Results for the six months ending December 31, 2013, compared to the six months ending December 31, 2012.

For the six months ended December 31, 2013, net sales were $1,265,085, an increase of 46% over net sales of $863,995 for the six months ended December 31, 2012. This was due to an increase in sales from current private label customers and the acquisition of new customers.

For the six months ended December 31, 2013, cost of sales was $749,030 compared to $481,224 for the same period in the previous fiscal year. The Company's gross margin decreased from 44% for the six months ended December 31, 2012 compared to 41% for the current fiscal year to date. This decrease was due to the addition of employees for production and quality assurance.

For the six months ended December 31, 2013, and 2012, selling and general administrative expenses were $556,419 and $476,733, respectively, or a 17% increase. The increase is due to investment into sales, promotion, marketing research and brand development.

Interest expense for the six months ended December 31, 2013, was $21,121 compared to $15,052 for the six months ended December 31, 2012. This 40% increase is a result of financing of short-term debt.


The Company recorded a net loss of $60,776 or $0.001 loss per share for the six months ended December 31, 2013, compared to a net loss of $109,014 or $0.002 loss per share for the six months ended December 31, 2012.

LIQUIDITY AND CAPITAL RESOURCES

Management believes that the Company is positioned for sales growth but will require additional funding to continue operations. The Company's ability to achieve its objectives is dependent upon its ability to sustain and enhance its current revenue stream and to continue to raise funds through loans, vendor credit and the private placement of restricted securities until such time as the Company sustains fiscal profitability.
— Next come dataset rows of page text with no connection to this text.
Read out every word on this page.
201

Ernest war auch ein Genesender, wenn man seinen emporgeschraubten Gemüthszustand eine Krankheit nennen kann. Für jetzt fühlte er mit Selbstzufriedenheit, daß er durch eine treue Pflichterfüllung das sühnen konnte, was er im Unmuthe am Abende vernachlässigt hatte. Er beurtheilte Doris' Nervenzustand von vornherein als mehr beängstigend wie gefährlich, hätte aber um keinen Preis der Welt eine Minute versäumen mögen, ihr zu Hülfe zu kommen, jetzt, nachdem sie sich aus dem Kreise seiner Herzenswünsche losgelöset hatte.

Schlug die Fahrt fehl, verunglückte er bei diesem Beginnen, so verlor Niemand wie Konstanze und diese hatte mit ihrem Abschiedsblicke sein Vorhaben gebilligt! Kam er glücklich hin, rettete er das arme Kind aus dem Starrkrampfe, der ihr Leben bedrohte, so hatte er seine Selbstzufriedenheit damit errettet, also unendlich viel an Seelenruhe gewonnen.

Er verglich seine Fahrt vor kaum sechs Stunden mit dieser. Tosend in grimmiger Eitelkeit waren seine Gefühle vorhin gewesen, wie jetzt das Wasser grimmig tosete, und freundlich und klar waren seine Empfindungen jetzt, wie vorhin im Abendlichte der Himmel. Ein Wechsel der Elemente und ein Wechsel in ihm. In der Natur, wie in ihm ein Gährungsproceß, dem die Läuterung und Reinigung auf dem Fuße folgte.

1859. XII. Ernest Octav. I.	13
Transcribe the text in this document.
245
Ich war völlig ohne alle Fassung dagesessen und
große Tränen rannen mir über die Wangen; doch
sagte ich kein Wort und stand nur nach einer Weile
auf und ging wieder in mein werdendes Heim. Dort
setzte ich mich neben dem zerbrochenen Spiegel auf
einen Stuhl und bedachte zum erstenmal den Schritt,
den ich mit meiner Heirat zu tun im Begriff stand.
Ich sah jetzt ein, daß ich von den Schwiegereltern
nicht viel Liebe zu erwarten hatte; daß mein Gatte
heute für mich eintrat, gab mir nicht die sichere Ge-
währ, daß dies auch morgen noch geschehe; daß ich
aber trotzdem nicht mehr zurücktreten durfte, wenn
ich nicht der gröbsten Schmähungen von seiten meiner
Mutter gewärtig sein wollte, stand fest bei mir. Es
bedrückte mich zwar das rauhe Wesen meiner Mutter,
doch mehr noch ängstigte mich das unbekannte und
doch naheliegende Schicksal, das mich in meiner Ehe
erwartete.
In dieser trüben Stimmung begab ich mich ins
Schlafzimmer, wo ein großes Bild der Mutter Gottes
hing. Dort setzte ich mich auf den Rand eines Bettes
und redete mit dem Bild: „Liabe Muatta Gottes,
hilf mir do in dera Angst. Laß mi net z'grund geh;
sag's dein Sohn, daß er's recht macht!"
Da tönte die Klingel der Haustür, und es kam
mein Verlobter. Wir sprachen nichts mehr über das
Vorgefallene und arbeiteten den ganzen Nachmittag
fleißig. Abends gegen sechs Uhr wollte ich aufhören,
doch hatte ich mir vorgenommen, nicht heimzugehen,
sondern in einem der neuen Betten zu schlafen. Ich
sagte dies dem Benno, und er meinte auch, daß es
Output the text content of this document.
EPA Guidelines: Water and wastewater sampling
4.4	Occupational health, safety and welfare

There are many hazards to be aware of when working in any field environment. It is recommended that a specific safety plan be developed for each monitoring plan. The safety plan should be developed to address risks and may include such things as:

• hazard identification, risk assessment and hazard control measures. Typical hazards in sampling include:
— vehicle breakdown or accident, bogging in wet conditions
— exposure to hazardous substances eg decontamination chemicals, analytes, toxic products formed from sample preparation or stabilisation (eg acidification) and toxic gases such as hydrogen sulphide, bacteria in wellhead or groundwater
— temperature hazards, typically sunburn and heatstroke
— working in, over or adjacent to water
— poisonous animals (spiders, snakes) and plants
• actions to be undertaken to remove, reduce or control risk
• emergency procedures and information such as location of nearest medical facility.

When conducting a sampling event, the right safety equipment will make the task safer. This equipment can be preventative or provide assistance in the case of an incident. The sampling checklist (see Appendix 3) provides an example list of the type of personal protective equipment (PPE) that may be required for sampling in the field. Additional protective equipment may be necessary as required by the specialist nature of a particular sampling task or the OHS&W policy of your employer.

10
To date, the Company has funded operations and expansion through a combination of revenues from the sale of its products, established credit with vendors, deferred salaries (subsequently converted to notes payable to officers), debt financings and the sale of rule 144 stock through private placement. The Company's failure to continue to raise adequate financing to fund planned expansion may jeopardize its plans for growth.

At December 31, 2013, the Company had current assets of $659,062 and total assets of $875,967, compared to June 30, 2013 when current assets were $673,588 and total assets were $906,956.

Current liabilities at December 31, 2013, were $607,127 as compared to $538,499 at June 30, 2013. Current liabilities include accounts payable, current portion of notes payable and accrued expenses. At December 31, 2013, the Company had an outstanding city loan balance from Kenosha Area Business Alliance totaling $98,912.

Net cash provided by operating activities during the six months ended December 31, 2013, was $37,526 compared to $44,334 used in operating activities during the six months ended December 31, 2012.

Net cash used in financing activities for the six months ended December 31, 2013, was $15,831. During the six months ending December 31, 2013, the Company received proceeds from new debt of $140,957. During the six months ended December 31, 2013, the Company repaid $239,476 of long term and short term debt.

On December 31, 2013, the Company had an accumulated deficit of $5,541,134 and total stockholders' equity of $32,691.

At December 31, 2013, the Company had working capital of $51,935, a decrease from the June 30, 2013, working capital of $135,089.

Total liabilities of $843,276 at December 31, 2013, is an increase from $814,228 at June 30, 2013, due to short term financing needs.

Total stockholders' equity of $32,691 at December 31, 2013, has decreased from $92,728 at June 30, 2013.

The Company's ability to achieve its objectives is dependent on its ability to sustain and enhance its revenue stream and to continue to raise funds through loans, credit and the private placement of restricted securities until such time as the Company achieves consistent profitability. To date, management has been successful in raising cash on an as-needed basis for the continued operations of the Company. There is no guarantee that management will be able to continue to raise needed cash in this fashion.